Anne Rivers Siddons, "part of an important generation of post-civil-rights-era Southern writers and author of many bestselling novels," died September 11, the Charleston Post and Courier reported. She was 83. Siddons made an auspicious debut on the literary scene with her 1976 novel Heartbreak Hotel, which was "loosely based on her own experience as a student at Auburn University from 1954 to 1958, where she published an editorial in the school newspaper in support of integration that gained national traction and angered school administrators. When she did it a second time, she was dismissed from her position at the paper."

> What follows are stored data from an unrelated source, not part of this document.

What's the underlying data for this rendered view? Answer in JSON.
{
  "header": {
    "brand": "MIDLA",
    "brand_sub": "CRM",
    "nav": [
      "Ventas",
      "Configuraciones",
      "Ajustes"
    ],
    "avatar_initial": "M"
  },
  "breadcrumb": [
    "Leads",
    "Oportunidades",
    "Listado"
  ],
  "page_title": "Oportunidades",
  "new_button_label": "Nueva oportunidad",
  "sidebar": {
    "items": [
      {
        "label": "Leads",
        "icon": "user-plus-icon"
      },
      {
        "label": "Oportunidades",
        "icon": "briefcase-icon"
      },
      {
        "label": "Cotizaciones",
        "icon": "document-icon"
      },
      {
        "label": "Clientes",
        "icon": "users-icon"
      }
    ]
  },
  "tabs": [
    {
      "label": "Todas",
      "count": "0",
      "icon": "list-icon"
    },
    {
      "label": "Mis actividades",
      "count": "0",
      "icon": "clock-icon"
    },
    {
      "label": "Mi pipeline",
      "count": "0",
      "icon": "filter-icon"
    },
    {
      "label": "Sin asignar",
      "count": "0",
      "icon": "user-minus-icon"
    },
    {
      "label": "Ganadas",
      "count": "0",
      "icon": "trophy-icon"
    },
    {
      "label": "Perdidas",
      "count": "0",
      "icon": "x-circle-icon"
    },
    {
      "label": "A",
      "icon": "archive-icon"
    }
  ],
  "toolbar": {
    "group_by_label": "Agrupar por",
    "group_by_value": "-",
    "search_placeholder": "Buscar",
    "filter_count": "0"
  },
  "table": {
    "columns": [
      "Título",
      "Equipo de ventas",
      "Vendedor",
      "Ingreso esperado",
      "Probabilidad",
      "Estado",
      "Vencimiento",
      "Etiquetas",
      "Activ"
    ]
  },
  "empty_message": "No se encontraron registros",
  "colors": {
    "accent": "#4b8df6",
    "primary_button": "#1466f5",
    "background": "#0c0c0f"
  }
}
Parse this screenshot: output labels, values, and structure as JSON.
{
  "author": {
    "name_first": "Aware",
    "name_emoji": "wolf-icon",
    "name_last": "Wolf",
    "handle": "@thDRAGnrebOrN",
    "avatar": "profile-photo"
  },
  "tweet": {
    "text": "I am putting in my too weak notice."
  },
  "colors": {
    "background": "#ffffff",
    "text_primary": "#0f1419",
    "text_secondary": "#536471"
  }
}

Her 19 novels and an essay collection (John Chancellor Makes Me Cry) established Siddons's "reputation as an influential writer whose gentility was belied by critical observations of the South," the Post and Courier noted, adding that she was part of a generation of writers who helped define what become known as  the "New South,” a region steeped in tradition and history but capable of progressive transformation. Her other novels include Hill Towns, Peachtree Road, Up Island, Islands, The House Next Door, Colony, The Girls of August, Outer Banks, Low Country and Off Season.

"She played a very important role," said friend and fellow author Cynthia Graubart, whose future husband Cliff Graubart, owner of Atlanta's Old New York Book Shop, introduced her to Siddons in 1987. "I think that Anne is the picture of what a Southern woman had to overcome in her life to break from the barriers of old expectations. Even when she landed on the New York Times bestseller list, her mother at the end of a phone conversation still said, 'Have you ever done anything about your teaching certificate?' " Graubart added that Siddons "fought that in a certain sense. She was brought up to be a proper Southern lady, which she carried out beautifully, but she also fought against that stereotype. She wanted to be different, she wanted to break free."

Cassandra King, who, with her late husband Pat Conroy, also forged a close friendship with Siddons, said, "I read her earlier books. They really opened up my eyes to another way of looking at the South.... The thing that I loved about Anne was that she never talked about her own work.... She was very supportive of other writers. She wanted to know what I was working on, what Pat was working on."

In a tribute, author Patti Callahan Henry wrote: "There are books you discover at the moment in your life when you need them the most, for nourishment or encouragement, or when it's time to weep or heal. For me, Anne Rivers Siddons books are those exactly. Her novels shaped and influenced my imagination, cracked me open to understand the power of story."